What should have been 2021 and hopefully will be 2022

The year that recently ended did not trigger the general upturn that everyone was hoping for. And the changes faced by the fashion & luxury industry seem (still) more contingent than structural. Given that 2021 was not what it should have been, what will happen in 2022?


There was 2020, which will, unfortunately, be remembered in the history books, and it is pointless to explain why. Then came 2021, which for a certain period of time (almost) gave the illusion that things could regain certain, different normality. But Omicron got in the way and so much for that. So, in the fashion and luxury industry (as in any other, for that matter) so much should have changed, but perhaps it didn’t, because everything is still the victim of an emergency fickleness that blurs the horizon. Brands and the supply chain have adapted to the critical situation, while waiting for the desired, as yet undecipherable, restart to make various projects structural. What should have been 2021, in short, was not, and now we are waiting for what will hopefully be 2022.

What should have been 2021

Let’s take the fashion and its representations. In other words, fashion shows. As NSS Magazine writes, its calendar “has only been partly rethought. Fashion has tried to rethink its priorities, finding new ways to entertain the public. The Balenciaga show and the collaboration with The Simpsons was good example of this process. This shows how the cross-media lever has strengthened its dynamics, progressively relegating to a corner that calls for a creative and productive slowdown invoked in 2020 by Giorgio Armani.

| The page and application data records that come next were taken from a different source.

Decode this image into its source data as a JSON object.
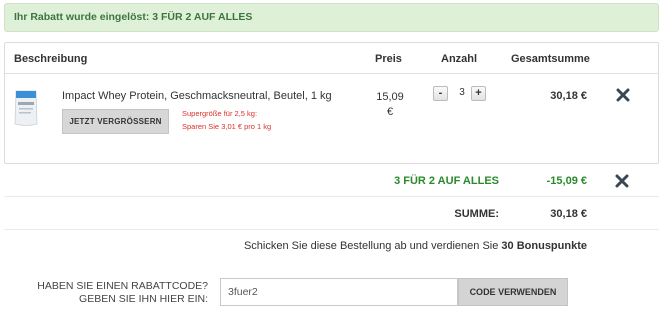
{
  "banner": {
    "text": "Ihr Rabatt wurde eingelöst: 3 FÜR 2 AUF ALLES"
  },
  "table": {
    "headers": {
      "description": "Beschreibung",
      "price": "Preis",
      "quantity": "Anzahl",
      "total": "Gesamtsumme"
    },
    "item": {
      "name": "Impact Whey Protein, Geschmacksneutral, Beutel, 1 kg",
      "zoom_button": "JETZT VERGRÖSSERN",
      "promo_line1": "Supergröße für 2,5 kg:",
      "promo_line2": "Sparen Sie 3,01 € pro 1 kg",
      "price_value": "15,09",
      "price_currency": "€",
      "decrement": "-",
      "quantity": "3",
      "increment": "+",
      "total": "30,18 €"
    }
  },
  "discount": {
    "label": "3 FÜR 2 AUF ALLES",
    "value": "-15,09 €"
  },
  "sum": {
    "label": "SUMME:",
    "value": "30,18 €"
  },
  "bonus": {
    "prefix": "Schicken Sie diese Bestellung ab und verdienen Sie ",
    "points": "30 Bonuspunkte"
  },
  "coupon": {
    "label_line1": "HABEN SIE EINEN RABATTCODE?",
    "label_line2": "GEBEN SIE IHN HIER EIN:",
    "input_value": "3fuer2",
    "button": "CODE VERWENDEN"
  },
  "colors": {
    "banner_bg": "#dff0d8",
    "banner_text": "#3c763d",
    "discount_green": "#2a8a2a",
    "promo_red": "#d9322a",
    "remove_icon": "#3a4654"
  },
  "icons": {
    "remove": "close-icon",
    "product": "product-bag-icon"
  }
}
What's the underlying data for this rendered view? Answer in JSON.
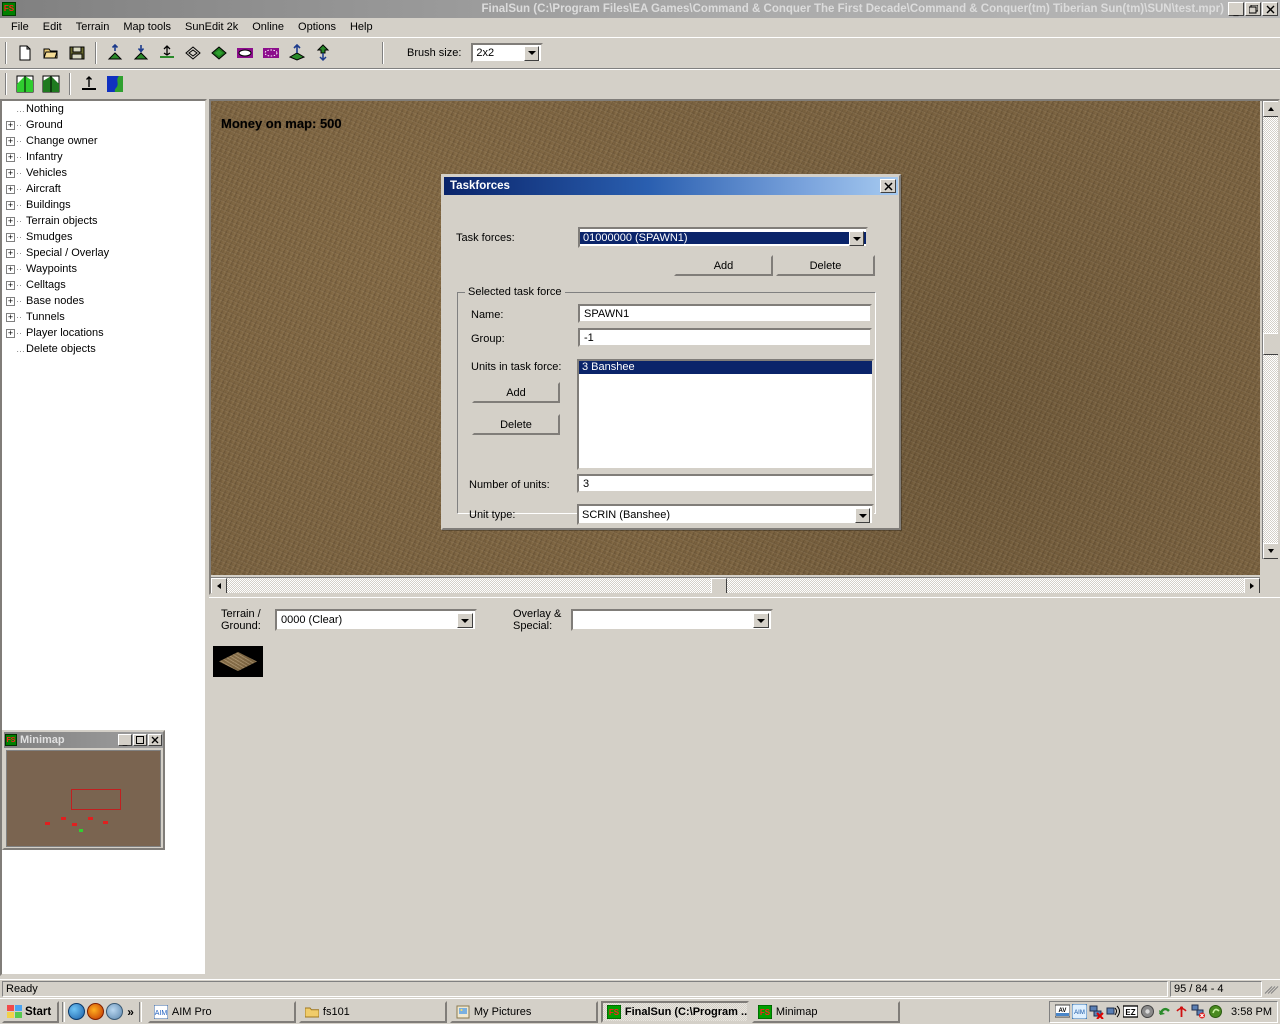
{
  "window": {
    "title": "FinalSun (C:\\Program Files\\EA Games\\Command & Conquer The First Decade\\Command & Conquer(tm) Tiberian Sun(tm)\\SUN\\test.mpr)",
    "icon_label": "FS",
    "minimize_label": "_",
    "restore_label": "❐",
    "close_label": "✕"
  },
  "menu": {
    "items": [
      {
        "label": "File"
      },
      {
        "label": "Edit"
      },
      {
        "label": "Terrain"
      },
      {
        "label": "Map tools"
      },
      {
        "label": "SunEdit 2k"
      },
      {
        "label": "Online"
      },
      {
        "label": "Options"
      },
      {
        "label": "Help"
      }
    ]
  },
  "toolbar": {
    "row1_icons": [
      {
        "name": "new-file-icon"
      },
      {
        "name": "open-folder-icon"
      },
      {
        "name": "save-disk-icon"
      },
      {
        "name": "raise-ground-icon"
      },
      {
        "name": "lower-ground-icon"
      },
      {
        "name": "flatten-ground-icon"
      },
      {
        "name": "tile-outline-icon"
      },
      {
        "name": "tile-filled-icon"
      },
      {
        "name": "overlay-ellipse-icon"
      },
      {
        "name": "overlay-ellipse-dotted-icon"
      },
      {
        "name": "raise-tiberium-icon"
      },
      {
        "name": "lower-tiberium-icon"
      }
    ],
    "row2_icons": [
      {
        "name": "slope-left-icon"
      },
      {
        "name": "slope-right-icon"
      },
      {
        "name": "raise-cliff-icon"
      },
      {
        "name": "water-icon"
      }
    ],
    "brush_size_label": "Brush size:",
    "brush_size_value": "2x2"
  },
  "tree": {
    "items": [
      {
        "label": "Nothing",
        "expandable": false
      },
      {
        "label": "Ground",
        "expandable": true
      },
      {
        "label": "Change owner",
        "expandable": true
      },
      {
        "label": "Infantry",
        "expandable": true
      },
      {
        "label": "Vehicles",
        "expandable": true
      },
      {
        "label": "Aircraft",
        "expandable": true
      },
      {
        "label": "Buildings",
        "expandable": true
      },
      {
        "label": "Terrain objects",
        "expandable": true
      },
      {
        "label": "Smudges",
        "expandable": true
      },
      {
        "label": "Special / Overlay",
        "expandable": true
      },
      {
        "label": "Waypoints",
        "expandable": true
      },
      {
        "label": "Celltags",
        "expandable": true
      },
      {
        "label": "Base nodes",
        "expandable": true
      },
      {
        "label": "Tunnels",
        "expandable": true
      },
      {
        "label": "Player locations",
        "expandable": true
      },
      {
        "label": "Delete objects",
        "expandable": false
      }
    ],
    "expand_glyph": "+"
  },
  "map": {
    "money_overlay": "Money on map: 500",
    "terrain_color": "#7a6240"
  },
  "tile_panel": {
    "terrain_label_line1": "Terrain /",
    "terrain_label_line2": "Ground:",
    "terrain_value": "0000 (Clear)",
    "overlay_label_line1": "Overlay &",
    "overlay_label_line2": "Special:",
    "overlay_value": ""
  },
  "minimap": {
    "title": "Minimap",
    "icon_label": "FS",
    "minimize_label": "_",
    "maximize_label": "□",
    "close_label": "✕",
    "viewport_color": "#c02020",
    "background_color": "#7a6450"
  },
  "dialog": {
    "title": "Taskforces",
    "close_label": "✕",
    "taskforces_label": "Task forces:",
    "taskforces_value": "01000000 (SPAWN1)",
    "add_button": "Add",
    "delete_button": "Delete",
    "group_legend": "Selected task force",
    "name_label": "Name:",
    "name_value": "SPAWN1",
    "group_label": "Group:",
    "group_value": "-1",
    "units_label": "Units in task force:",
    "units_add_button": "Add",
    "units_delete_button": "Delete",
    "units_list": [
      {
        "label": "3 Banshee",
        "selected": true
      }
    ],
    "number_label": "Number of units:",
    "number_value": "3",
    "unittype_label": "Unit type:",
    "unittype_value": "SCRIN (Banshee)"
  },
  "statusbar": {
    "message": "Ready",
    "coordinates": "95 / 84 - 4"
  },
  "taskbar": {
    "start_label": "Start",
    "quick_launch": [
      {
        "name": "media-player-icon"
      },
      {
        "name": "browser-icon"
      },
      {
        "name": "messenger-icon"
      }
    ],
    "quick_chevron": "»",
    "tasks": [
      {
        "label": "AIM Pro",
        "icon": "aim-icon",
        "active": false
      },
      {
        "label": "fs101",
        "icon": "folder-icon",
        "active": false
      },
      {
        "label": "My Pictures",
        "icon": "pictures-folder-icon",
        "active": false
      },
      {
        "label": "FinalSun (C:\\Program ...",
        "icon": "finalsun-icon",
        "active": true
      },
      {
        "label": "Minimap",
        "icon": "finalsun-icon",
        "active": false
      }
    ],
    "tray_icons": [
      {
        "name": "antivirus-icon"
      },
      {
        "name": "aim-tray-icon"
      },
      {
        "name": "network-disconnected-icon"
      },
      {
        "name": "network-speaker-icon"
      },
      {
        "name": "ez-icon"
      },
      {
        "name": "volume-icon"
      },
      {
        "name": "update-icon"
      },
      {
        "name": "wireless-signal-icon"
      },
      {
        "name": "network-config-icon"
      },
      {
        "name": "nvidia-icon"
      }
    ],
    "clock": "3:58 PM"
  }
}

A call to which many adhered (in words), returning as soon as possible (in deeds) to spread out collections, defining them in new ways and manners. The “collaborations” factor, which we write about here, is an obvious example. The fashion of upcycling has undoubtedly exploded (as if it were an incredible novelty…), but this is what it seems to be: a fashion, a must or a startup business, not a business macro-model.

Hypervirtuality and fast fashion

There has been, in 2021, a boom in this much-discussed Metaverse into which (more or less) everyone is jumping, to the point where some are selling real estate or getting married in it. While superficially this hyper-virtuality might bring back memories of the Second Life bubble, from another perspective the value of luxury investments, including NFTs, calls for reflection in light of the knowledge that the question is always the same: will it last? Because, on closer inspection, it could be that it ends up like the many, educated predictions about the ruinous decline of fast fashion caused by very critical consumption in this new era opened by Covid. Well, it hasn’t. As NSS Magazine reminds us, “a study published by McKinsey in May 2021 showed that around 90% of what is produced is put aside”. In short, everything has changed, but nothing is different.

What will hopefully be 2022

Let us open ourselves up to hope here. Let us try to imagine what 2022 will be like. We do so by adopting the forecasts of Erwan Rambourg, one of the most authoritative luxury analysts. According to him, the pandemic crisis was a wake-up call for brands on several issues where they were lagging behind. For example online sales, local customer service, and environmental, social, and governance issues. In these areas, things would really change, to the point that 2022 could be a record year for luxury.

Perhaps the first of a decade, Rambourg ventures, thanks to the boost from female, Asian (particularly Chinese) buyers made their first approach to designer labels. “Luxury in 2022 should be both locavores and omnivorous. Locavore (as in local, ed) in the sense that the sector’s main clientele, Asians, has few opportunities to travel back to Europe or the United States.

Consumption should therefore remain predominantly local, at least until the end of 2022. Omnivorous in the sense that luxury should continue the consolidation of the big players. 2022, the Year of the Tiger,” concludes Rambourg, “should prove to be even more roaring with sales, margins and optimism. Luxury will go faster, higher, stronger, together”.